ロックというと、既存の社会秩序の否定や破壊、新しい生き方への宣言といったイメージがある。
だから、コンサートホールなどの施設で演奏を行うよりも、野外の会場で公演するのが似合っている。
権威への反抗や束縛からの自由を野外会場はそのまま象徴しているとも言えるかもしれない。
しかし、時々、ロックなどの激しい音楽が、意外と寺院や神社境内などの伝統的な宗教施設で開催されることがある。
その意味では、京都や奈良の寺社で行われるロックは、取り合わせそのものが違和感を覚えてしまうが、案外、それがそうでもなく、似合っている面がある。
静かな闇に浮かぶ寺社建築が、ロックの音によって、新たなハーモニーを生んでいるというイメージ。
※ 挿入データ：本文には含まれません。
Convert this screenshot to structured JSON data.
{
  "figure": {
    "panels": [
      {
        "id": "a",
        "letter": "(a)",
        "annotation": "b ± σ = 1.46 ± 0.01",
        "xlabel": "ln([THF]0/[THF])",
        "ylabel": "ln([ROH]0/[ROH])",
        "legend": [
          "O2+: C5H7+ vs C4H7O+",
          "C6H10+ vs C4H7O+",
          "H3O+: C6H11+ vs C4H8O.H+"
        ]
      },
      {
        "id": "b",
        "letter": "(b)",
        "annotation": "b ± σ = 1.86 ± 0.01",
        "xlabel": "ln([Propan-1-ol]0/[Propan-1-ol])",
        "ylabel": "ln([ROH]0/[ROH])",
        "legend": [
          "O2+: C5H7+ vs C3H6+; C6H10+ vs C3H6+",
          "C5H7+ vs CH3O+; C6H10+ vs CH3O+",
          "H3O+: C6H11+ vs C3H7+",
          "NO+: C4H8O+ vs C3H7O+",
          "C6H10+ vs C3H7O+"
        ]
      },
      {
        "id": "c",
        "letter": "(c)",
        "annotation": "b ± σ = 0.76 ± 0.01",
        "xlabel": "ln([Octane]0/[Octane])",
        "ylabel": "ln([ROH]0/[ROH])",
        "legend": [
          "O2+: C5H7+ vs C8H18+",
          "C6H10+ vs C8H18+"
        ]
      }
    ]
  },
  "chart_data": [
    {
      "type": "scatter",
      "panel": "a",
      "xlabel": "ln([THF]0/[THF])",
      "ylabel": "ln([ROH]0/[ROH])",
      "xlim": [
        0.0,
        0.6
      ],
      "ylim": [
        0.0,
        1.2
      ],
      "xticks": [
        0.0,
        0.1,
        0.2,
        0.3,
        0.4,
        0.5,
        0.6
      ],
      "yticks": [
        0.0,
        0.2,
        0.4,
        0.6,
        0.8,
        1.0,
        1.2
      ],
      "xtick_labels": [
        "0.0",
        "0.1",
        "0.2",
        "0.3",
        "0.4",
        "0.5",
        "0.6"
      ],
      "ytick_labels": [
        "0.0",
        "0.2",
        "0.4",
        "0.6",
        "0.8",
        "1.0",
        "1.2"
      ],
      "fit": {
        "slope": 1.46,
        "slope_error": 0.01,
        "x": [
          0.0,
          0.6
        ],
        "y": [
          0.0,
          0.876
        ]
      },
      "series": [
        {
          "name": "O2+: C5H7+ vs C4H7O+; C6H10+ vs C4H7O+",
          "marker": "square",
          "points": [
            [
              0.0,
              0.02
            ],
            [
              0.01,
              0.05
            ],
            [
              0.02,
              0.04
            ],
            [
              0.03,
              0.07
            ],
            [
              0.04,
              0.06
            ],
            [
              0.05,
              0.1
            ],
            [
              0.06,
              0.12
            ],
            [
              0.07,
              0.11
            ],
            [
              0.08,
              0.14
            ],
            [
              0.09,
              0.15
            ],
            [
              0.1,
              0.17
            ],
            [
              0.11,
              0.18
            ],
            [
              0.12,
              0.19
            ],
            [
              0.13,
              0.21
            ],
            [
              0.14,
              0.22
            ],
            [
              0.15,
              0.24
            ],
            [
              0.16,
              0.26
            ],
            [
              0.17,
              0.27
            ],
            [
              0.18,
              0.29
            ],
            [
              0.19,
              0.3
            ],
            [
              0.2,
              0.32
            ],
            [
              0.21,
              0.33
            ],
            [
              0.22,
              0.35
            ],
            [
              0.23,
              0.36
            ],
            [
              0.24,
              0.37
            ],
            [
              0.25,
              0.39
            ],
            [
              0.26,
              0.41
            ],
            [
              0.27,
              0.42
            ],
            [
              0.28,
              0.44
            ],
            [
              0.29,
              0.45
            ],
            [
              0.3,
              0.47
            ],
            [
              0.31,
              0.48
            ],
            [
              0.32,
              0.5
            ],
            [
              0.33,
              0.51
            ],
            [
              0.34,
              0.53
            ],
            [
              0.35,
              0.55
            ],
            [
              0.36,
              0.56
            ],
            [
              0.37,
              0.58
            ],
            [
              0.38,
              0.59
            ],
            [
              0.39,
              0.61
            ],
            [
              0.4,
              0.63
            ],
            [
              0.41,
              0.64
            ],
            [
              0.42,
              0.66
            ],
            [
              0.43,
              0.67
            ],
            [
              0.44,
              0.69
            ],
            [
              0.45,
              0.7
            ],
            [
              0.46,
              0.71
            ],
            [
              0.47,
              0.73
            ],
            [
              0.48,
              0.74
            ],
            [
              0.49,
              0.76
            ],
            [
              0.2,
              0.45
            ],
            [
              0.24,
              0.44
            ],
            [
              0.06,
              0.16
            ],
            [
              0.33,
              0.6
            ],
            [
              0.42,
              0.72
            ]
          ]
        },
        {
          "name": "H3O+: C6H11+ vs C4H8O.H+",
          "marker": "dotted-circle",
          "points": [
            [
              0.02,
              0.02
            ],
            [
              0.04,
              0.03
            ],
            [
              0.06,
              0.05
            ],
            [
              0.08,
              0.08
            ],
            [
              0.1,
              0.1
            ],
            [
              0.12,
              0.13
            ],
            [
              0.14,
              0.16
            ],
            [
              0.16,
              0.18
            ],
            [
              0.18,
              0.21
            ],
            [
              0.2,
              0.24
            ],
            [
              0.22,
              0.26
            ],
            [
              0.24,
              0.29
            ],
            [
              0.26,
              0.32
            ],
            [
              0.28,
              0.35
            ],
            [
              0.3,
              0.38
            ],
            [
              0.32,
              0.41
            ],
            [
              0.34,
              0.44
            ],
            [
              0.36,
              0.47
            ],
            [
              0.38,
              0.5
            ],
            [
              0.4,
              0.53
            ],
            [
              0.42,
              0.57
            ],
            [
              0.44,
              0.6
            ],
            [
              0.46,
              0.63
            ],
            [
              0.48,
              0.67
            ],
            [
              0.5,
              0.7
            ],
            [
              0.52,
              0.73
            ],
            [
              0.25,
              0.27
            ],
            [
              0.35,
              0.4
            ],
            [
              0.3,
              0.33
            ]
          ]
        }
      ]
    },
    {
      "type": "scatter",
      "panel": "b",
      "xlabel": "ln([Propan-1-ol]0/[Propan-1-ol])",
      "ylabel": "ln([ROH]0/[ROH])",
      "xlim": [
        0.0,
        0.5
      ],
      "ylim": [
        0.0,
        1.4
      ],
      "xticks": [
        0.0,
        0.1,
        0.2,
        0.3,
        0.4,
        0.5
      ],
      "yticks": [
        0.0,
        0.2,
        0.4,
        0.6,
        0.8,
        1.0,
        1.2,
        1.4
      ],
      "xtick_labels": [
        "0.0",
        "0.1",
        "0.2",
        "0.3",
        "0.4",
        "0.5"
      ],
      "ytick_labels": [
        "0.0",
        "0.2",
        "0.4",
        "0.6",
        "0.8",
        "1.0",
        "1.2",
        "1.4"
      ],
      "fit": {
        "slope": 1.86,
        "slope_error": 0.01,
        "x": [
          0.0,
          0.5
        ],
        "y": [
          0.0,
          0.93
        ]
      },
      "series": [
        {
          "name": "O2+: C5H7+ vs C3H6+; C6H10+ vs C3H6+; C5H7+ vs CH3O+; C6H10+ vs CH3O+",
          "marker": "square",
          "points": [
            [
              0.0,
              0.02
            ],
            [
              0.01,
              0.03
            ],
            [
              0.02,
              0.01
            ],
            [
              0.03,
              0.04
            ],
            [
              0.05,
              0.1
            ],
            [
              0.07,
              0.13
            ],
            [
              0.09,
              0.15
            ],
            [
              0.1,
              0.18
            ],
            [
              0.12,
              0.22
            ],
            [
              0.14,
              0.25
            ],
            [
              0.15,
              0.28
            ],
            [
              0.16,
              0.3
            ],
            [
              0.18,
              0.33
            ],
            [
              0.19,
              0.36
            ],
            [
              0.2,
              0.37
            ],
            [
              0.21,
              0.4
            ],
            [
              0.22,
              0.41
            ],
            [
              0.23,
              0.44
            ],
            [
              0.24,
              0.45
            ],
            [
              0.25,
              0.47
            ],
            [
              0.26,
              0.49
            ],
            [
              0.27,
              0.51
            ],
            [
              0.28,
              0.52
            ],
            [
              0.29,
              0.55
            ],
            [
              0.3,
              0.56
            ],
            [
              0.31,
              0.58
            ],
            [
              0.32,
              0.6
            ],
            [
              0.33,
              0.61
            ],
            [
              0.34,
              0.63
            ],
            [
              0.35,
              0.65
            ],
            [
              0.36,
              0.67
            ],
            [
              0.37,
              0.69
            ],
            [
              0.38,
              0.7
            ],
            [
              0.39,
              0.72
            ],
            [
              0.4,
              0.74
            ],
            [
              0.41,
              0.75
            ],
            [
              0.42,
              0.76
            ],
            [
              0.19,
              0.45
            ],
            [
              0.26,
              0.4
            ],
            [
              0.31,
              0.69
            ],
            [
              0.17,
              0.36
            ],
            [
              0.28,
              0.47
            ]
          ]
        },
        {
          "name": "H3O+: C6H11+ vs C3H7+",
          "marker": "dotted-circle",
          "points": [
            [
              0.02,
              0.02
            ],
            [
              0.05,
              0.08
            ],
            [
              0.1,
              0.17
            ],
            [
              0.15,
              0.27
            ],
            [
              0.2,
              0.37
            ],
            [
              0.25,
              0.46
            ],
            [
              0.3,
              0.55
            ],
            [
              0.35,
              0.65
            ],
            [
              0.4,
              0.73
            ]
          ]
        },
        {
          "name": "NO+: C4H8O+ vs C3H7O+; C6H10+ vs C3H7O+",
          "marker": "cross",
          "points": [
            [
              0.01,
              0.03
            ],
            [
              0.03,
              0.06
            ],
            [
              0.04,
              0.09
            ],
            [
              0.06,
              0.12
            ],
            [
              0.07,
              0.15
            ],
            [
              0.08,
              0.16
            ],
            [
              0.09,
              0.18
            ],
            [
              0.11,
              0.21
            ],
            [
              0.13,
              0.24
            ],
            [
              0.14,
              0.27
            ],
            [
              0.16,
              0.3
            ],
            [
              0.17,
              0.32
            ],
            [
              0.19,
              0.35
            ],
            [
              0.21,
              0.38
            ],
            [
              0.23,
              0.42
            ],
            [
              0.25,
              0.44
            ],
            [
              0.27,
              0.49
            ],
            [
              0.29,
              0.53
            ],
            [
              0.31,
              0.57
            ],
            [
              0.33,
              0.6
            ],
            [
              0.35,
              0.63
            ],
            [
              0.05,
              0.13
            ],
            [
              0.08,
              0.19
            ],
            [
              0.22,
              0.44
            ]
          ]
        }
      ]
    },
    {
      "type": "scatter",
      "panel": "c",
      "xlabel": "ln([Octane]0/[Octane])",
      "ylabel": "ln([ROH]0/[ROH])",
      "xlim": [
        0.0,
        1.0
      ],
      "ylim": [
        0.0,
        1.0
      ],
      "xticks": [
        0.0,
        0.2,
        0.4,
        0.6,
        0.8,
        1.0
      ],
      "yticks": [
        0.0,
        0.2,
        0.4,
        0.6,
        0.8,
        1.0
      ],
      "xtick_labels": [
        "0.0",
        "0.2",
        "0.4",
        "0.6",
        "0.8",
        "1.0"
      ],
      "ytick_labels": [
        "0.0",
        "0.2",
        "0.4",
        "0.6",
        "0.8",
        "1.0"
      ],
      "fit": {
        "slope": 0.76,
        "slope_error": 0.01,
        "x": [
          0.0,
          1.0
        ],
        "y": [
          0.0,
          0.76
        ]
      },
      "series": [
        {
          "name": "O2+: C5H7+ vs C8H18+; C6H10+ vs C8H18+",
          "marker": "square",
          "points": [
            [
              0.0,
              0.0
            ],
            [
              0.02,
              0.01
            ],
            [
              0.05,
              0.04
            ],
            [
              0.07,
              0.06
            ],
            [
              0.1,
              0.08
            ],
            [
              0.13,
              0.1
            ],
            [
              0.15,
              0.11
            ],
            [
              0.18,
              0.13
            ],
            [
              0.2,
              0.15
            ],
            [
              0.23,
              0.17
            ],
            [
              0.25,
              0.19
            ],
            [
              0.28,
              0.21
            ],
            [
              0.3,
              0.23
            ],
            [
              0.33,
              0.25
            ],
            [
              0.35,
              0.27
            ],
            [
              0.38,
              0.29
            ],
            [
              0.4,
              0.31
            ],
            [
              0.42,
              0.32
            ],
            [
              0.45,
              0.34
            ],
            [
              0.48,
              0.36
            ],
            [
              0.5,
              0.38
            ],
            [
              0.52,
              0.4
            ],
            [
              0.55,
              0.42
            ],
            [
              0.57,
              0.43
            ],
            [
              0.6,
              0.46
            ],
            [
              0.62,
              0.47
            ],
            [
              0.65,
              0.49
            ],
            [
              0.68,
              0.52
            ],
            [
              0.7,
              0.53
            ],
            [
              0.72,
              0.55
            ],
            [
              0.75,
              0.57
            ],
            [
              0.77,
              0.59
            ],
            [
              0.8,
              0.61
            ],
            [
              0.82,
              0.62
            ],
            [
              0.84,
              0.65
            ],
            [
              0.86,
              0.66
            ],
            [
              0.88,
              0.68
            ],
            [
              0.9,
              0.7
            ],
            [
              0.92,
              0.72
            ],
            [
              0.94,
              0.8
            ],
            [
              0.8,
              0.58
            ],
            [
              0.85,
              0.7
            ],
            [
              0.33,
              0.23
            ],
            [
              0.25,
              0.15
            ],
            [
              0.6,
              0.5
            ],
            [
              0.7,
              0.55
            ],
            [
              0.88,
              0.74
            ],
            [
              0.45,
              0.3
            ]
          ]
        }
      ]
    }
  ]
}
それは音楽そのものがその深層に宗教的なメッセージに通じるようなものを持っているせいかもしれない。
もともと宗教と音楽は切り離せないものがある。祈りや神楽などの儀式に使う太鼓や笛やひちりきなどの楽器で奏される宗教音楽も、ある意味では原始的な音楽そのものであるといっていい。
宗教音楽は、その時代にあっては古典的なものではなく、伝統を破壊して新しいメッセージを訴えるポストモダン的なものだったと考えられる。
ならば、ロックのコンサートが寺院で行われるのもそれほど違和感がない。